The decision to kill Firefox Home wasn’t surprising; it was never a full-fledged browser. Instead, it was a Safari add-on that allowed users to synch bookmarks, open tabs, and browsing history between a laptop running Firefox and an iPhone. I never could get it to run decently on my iPhone, and I ditched it pretty quickly. It’s one of the few, maybe the only, Mozilla product I really didn’t like.

There is a version of Firefox for Android, although it doesn’t necessarily run on all flavors of the operating system and the many Android smartphones on the market. (Here’s Mozilla guide to Firefox on Android.)

If you’re curious, here’s the scoop on Apple and browser developers: Apple won’t let real browsers compete with Safari in the iTunes Store. Instead, developers must build wrappers around its Safari browser.

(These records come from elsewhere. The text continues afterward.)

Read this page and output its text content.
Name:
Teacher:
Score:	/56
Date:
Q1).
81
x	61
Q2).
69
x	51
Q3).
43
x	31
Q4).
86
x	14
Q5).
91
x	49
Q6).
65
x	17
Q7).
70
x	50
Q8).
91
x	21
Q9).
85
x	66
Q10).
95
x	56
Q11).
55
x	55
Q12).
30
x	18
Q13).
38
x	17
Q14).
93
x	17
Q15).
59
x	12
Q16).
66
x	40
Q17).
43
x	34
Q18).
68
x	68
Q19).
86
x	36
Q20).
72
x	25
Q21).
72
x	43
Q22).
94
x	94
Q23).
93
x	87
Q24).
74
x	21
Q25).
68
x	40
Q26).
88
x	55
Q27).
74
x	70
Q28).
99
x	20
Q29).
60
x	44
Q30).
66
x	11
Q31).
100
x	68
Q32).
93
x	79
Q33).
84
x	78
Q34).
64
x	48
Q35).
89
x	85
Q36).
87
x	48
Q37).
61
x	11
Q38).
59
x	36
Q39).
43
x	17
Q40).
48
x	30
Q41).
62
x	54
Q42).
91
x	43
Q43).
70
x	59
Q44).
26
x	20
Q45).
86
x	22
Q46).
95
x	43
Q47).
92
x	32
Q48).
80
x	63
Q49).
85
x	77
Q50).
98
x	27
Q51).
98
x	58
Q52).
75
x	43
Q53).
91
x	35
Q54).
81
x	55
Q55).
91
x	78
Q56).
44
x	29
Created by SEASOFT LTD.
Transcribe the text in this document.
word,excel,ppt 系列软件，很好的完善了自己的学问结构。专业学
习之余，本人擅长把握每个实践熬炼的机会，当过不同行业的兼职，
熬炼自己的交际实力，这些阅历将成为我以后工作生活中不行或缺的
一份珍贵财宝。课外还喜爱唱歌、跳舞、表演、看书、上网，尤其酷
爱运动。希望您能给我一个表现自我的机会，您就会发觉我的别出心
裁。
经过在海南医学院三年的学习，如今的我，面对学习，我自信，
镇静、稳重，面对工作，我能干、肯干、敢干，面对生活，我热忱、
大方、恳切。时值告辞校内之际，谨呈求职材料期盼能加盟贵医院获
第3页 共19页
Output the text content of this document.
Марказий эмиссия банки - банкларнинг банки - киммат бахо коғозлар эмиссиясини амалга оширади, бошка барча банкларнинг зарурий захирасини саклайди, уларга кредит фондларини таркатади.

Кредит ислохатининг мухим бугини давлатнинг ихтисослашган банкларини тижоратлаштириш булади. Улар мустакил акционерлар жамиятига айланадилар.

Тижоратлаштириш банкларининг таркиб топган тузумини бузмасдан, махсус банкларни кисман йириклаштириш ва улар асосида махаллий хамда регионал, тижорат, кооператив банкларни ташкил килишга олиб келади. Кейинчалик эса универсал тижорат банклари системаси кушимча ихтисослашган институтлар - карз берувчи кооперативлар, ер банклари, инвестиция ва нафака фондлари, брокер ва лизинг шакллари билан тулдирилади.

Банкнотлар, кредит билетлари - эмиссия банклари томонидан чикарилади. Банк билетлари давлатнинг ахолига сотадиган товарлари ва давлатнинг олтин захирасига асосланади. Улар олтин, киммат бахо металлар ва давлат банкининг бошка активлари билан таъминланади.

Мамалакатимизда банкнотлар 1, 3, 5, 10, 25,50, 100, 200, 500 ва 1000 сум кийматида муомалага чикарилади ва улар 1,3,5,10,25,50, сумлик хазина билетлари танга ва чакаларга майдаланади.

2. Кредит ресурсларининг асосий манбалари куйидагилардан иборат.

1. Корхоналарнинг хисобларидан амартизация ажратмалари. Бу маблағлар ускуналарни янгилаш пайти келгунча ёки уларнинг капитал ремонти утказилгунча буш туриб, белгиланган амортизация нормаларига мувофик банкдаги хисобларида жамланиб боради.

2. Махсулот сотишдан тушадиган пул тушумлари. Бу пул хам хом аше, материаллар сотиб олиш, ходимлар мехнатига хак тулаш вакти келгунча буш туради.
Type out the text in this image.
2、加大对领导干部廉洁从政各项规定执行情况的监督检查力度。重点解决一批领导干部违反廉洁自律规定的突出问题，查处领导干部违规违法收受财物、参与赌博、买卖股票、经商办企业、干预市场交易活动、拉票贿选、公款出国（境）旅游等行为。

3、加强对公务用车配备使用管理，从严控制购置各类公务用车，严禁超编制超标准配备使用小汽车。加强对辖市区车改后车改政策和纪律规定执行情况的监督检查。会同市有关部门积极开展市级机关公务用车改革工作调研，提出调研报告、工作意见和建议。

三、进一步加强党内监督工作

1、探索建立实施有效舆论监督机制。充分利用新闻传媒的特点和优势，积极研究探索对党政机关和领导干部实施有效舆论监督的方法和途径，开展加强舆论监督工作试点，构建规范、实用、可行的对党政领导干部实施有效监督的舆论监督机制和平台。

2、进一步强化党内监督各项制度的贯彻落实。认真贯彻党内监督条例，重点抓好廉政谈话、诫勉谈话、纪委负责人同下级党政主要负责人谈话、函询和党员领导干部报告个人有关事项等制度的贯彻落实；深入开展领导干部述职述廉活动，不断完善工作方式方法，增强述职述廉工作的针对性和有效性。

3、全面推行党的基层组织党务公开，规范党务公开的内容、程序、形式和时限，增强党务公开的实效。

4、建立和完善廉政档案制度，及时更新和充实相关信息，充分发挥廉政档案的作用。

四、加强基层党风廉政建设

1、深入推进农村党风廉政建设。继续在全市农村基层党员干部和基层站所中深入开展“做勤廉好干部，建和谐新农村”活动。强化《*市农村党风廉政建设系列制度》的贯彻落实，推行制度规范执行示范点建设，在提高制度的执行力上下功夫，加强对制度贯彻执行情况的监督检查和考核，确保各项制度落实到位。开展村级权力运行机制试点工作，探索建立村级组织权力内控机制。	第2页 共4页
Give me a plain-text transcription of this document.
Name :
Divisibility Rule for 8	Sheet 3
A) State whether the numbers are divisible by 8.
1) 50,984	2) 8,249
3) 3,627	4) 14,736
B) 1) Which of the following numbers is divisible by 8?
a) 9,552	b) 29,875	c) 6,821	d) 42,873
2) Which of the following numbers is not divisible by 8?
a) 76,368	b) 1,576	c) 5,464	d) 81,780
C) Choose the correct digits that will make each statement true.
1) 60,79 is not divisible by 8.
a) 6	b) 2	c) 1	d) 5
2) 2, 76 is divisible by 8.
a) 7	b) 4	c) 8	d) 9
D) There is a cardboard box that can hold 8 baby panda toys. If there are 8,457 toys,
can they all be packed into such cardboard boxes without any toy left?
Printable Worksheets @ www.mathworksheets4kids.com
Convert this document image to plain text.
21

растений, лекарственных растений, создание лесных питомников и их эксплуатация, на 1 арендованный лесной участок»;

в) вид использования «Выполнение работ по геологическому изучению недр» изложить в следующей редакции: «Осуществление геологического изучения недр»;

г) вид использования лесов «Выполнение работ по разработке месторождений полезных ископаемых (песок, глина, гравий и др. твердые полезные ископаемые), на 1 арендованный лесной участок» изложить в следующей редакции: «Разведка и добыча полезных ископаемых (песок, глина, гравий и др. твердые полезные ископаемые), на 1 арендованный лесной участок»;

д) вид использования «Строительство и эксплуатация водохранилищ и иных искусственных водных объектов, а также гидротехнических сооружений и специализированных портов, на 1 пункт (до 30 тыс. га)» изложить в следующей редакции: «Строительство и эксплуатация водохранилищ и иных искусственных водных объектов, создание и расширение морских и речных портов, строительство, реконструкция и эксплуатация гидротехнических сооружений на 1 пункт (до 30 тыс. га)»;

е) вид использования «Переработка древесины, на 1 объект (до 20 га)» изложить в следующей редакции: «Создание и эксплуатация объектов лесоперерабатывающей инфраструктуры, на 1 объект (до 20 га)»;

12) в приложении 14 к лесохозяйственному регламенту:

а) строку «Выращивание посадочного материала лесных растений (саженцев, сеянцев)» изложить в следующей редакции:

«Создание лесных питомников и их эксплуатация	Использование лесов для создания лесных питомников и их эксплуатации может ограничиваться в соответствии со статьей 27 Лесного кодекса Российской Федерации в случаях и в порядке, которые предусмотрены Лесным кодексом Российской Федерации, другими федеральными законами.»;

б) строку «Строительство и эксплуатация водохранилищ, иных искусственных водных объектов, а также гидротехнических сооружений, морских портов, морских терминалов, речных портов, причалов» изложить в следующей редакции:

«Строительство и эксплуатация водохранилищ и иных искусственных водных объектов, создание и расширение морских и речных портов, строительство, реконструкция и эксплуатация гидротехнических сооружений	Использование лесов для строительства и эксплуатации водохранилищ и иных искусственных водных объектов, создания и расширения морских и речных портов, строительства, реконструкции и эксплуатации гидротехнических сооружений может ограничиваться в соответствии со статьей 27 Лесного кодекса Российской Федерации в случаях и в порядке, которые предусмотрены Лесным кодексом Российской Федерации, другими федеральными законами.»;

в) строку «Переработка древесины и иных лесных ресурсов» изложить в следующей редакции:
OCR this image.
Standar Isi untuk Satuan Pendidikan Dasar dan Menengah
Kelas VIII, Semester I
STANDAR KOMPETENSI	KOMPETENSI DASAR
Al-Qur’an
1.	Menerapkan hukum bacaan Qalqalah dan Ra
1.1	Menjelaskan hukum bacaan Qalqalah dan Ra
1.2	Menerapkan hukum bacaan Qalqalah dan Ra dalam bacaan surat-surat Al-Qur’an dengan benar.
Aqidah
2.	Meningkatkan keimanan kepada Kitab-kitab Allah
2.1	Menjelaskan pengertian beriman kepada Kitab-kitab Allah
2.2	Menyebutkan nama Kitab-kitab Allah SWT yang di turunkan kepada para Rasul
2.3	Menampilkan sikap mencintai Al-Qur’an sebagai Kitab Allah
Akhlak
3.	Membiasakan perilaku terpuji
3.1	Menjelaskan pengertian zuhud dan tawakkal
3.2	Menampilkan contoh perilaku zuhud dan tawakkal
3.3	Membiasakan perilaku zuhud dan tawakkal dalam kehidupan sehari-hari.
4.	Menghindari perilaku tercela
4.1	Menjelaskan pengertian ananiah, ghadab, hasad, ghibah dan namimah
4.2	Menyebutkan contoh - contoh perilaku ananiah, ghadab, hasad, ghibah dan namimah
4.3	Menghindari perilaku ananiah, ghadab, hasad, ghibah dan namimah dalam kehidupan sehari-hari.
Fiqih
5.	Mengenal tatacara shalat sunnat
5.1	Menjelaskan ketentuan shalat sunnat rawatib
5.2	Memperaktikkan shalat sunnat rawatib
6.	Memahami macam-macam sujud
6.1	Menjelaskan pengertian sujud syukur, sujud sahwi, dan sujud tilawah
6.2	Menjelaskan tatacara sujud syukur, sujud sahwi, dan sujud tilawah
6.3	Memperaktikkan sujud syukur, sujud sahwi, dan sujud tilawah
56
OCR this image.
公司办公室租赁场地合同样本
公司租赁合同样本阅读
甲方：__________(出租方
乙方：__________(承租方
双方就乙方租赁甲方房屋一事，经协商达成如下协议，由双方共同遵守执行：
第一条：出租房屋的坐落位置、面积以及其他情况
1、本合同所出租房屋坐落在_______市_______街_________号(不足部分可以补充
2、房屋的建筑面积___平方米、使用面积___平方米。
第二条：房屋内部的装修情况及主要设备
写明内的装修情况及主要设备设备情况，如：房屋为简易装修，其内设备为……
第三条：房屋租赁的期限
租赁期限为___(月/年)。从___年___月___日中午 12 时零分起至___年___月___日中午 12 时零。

While developers of some decent alternative browsers, Opera Mini comes to mind, manage to live with that restriction, Mozilla decided it could not and pulled the plug. I’m not blaming Apple. Keeping very tight control over its platform and applications that run on it has helped create a very solid experience for users of iPhones and iPads. Google, on the other hand, has opted for a much more open approach. That gives developers a lot more freedom to develop applications, but sometimes results in seriously flawed and insecure apps.

In the long run, the choice of mobile browsers is becoming much less significant as apps, not Web pages viewed via browsers, become more and more central to mobile computing. Still, I’m sorry that I’ll never be able to load Firefox on my iPhone.